The Wrong Meter

2026-03-10

The standard proxy for reasoning effort in language models is token count. More tokens means more thinking. Evaluation frameworks measure chain-of-thought length. Optimization targets longer reasoning for harder problems. The assumption is intuitive: a longer explanation reflects a deeper process.

Two recent papers demonstrate that this assumption is not just imprecise but actively misleading. Wu et al. (2502.07266) show that accuracy follows an inverted U-shape against chain-of-thought length. Both underthinking (too few tokens) and overthinking (too many) degrade performance. There is an optimal length, and it depends on the problem — but the relationship is non-monotonic, meaning more is sometimes less. Models overthink easy problems and underthink hard ones, miscalibrating their effort to the task.

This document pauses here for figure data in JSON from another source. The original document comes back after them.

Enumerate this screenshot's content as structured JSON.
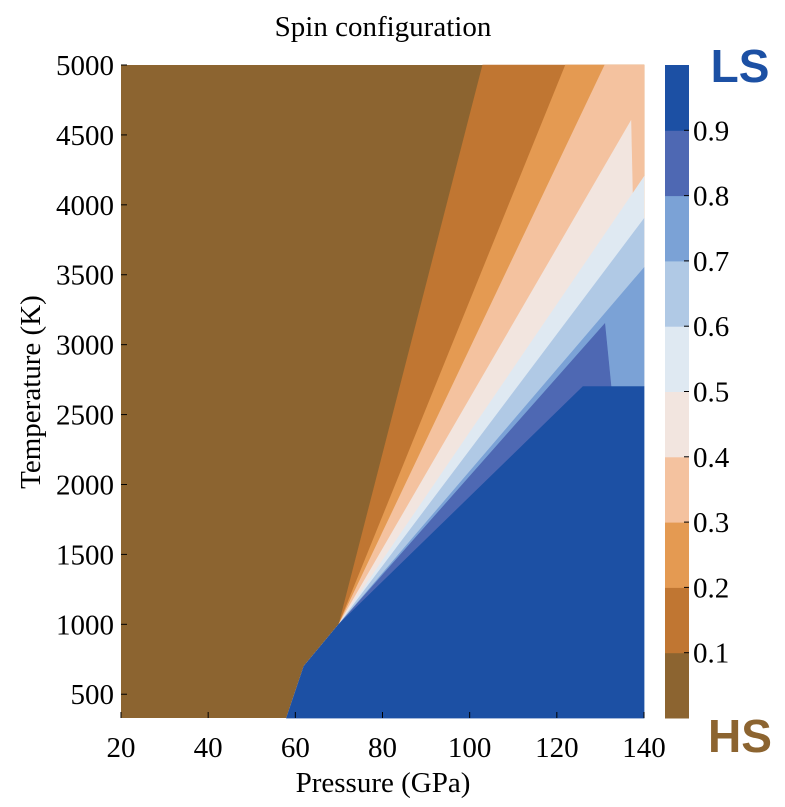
{
  "chart_data": {
    "type": "heatmap",
    "subtype": "filled-contour",
    "title": "Spin configuration",
    "xlabel": "Pressure (GPa)",
    "ylabel": "Temperature (K)",
    "xlim": [
      20,
      140
    ],
    "ylim": [
      330,
      5000
    ],
    "x_ticks": [
      "20",
      "40",
      "60",
      "80",
      "100",
      "120",
      "140"
    ],
    "y_ticks": [
      "500",
      "1000",
      "1500",
      "2000",
      "2500",
      "3000",
      "3500",
      "4000",
      "4500",
      "5000"
    ],
    "colorbar": {
      "ticks": [
        "0.1",
        "0.2",
        "0.3",
        "0.4",
        "0.5",
        "0.6",
        "0.7",
        "0.8",
        "0.9"
      ],
      "top_label": "LS",
      "bottom_label": "HS",
      "top_label_color": "#1c50a4",
      "bottom_label_color": "#8c6430",
      "levels": [
        0,
        0.1,
        0.2,
        0.3,
        0.4,
        0.5,
        0.6,
        0.7,
        0.8,
        0.9,
        1.0
      ],
      "colors": [
        "#8c6430",
        "#c07632",
        "#e49a52",
        "#f4c29f",
        "#f2e5df",
        "#dfe9f2",
        "#b0c9e5",
        "#7ba2d6",
        "#4e68b3",
        "#1c50a4"
      ]
    },
    "boundaries": [
      {
        "level": 0.1,
        "points": [
          [
            58,
            330
          ],
          [
            62,
            700
          ],
          [
            70,
            1000
          ],
          [
            103,
            5000
          ]
        ]
      },
      {
        "level": 0.2,
        "points": [
          [
            58,
            330
          ],
          [
            62,
            700
          ],
          [
            70,
            1000
          ],
          [
            122,
            5000
          ]
        ]
      },
      {
        "level": 0.3,
        "points": [
          [
            58,
            330
          ],
          [
            62,
            700
          ],
          [
            70,
            1000
          ],
          [
            131,
            5000
          ]
        ]
      },
      {
        "level": 0.4,
        "points": [
          [
            58,
            330
          ],
          [
            62,
            700
          ],
          [
            70,
            1000
          ],
          [
            137,
            4600
          ]
        ]
      },
      {
        "level": 0.5,
        "points": [
          [
            58,
            330
          ],
          [
            62,
            700
          ],
          [
            70,
            1000
          ],
          [
            140,
            4200
          ]
        ]
      },
      {
        "level": 0.6,
        "points": [
          [
            58,
            330
          ],
          [
            62,
            700
          ],
          [
            70,
            1000
          ],
          [
            140,
            3900
          ]
        ]
      },
      {
        "level": 0.7,
        "points": [
          [
            58,
            330
          ],
          [
            62,
            700
          ],
          [
            70,
            1000
          ],
          [
            140,
            3550
          ]
        ]
      },
      {
        "level": 0.8,
        "points": [
          [
            58,
            330
          ],
          [
            62,
            700
          ],
          [
            70,
            1000
          ],
          [
            131,
            3150
          ]
        ]
      },
      {
        "level": 0.9,
        "points": [
          [
            58,
            330
          ],
          [
            62,
            700
          ],
          [
            70,
            1000
          ],
          [
            126,
            2700
          ],
          [
            140,
            2700
          ]
        ]
      }
    ]
  }
}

Wu et al. (2602.13517) locate the problem more precisely. They identify “deep-thinking tokens” — positions where the model's internal predictions undergo significant revisions across deeper layers before converging on an output. These are moments of genuine computational work, where the forward pass is doing something nontrivial rather than propagating a cached prediction. The proportion of deep-thinking tokens correlates robustly with accuracy across mathematical and scientific benchmarks, substantially outperforming both length-based and confidence-based baselines.

The decoupling is the finding. Length measures visible output. Depth measures internal revision. A long chain of thought with few deep-thinking tokens is the model producing plausible-looking reasoning without genuine computation — every token flows smoothly through the layers, no prediction revised, no conflict resolved. A shorter chain with high deep-thinking density is the model actually working: internal disagreement, revision, convergence on something that wasn't obvious from the preceding context.

The observable proxy (how much the model says) is negatively correlated with the invisible variable (how hard the model works) beyond a moderate threshold. Optimizing for the proxy past that threshold doesn't just miss the target — it selects against it. The system that looks like it's thinking the hardest is performing the most fluent reproduction of reasoning patterns, which is precisely what deep thinking is not.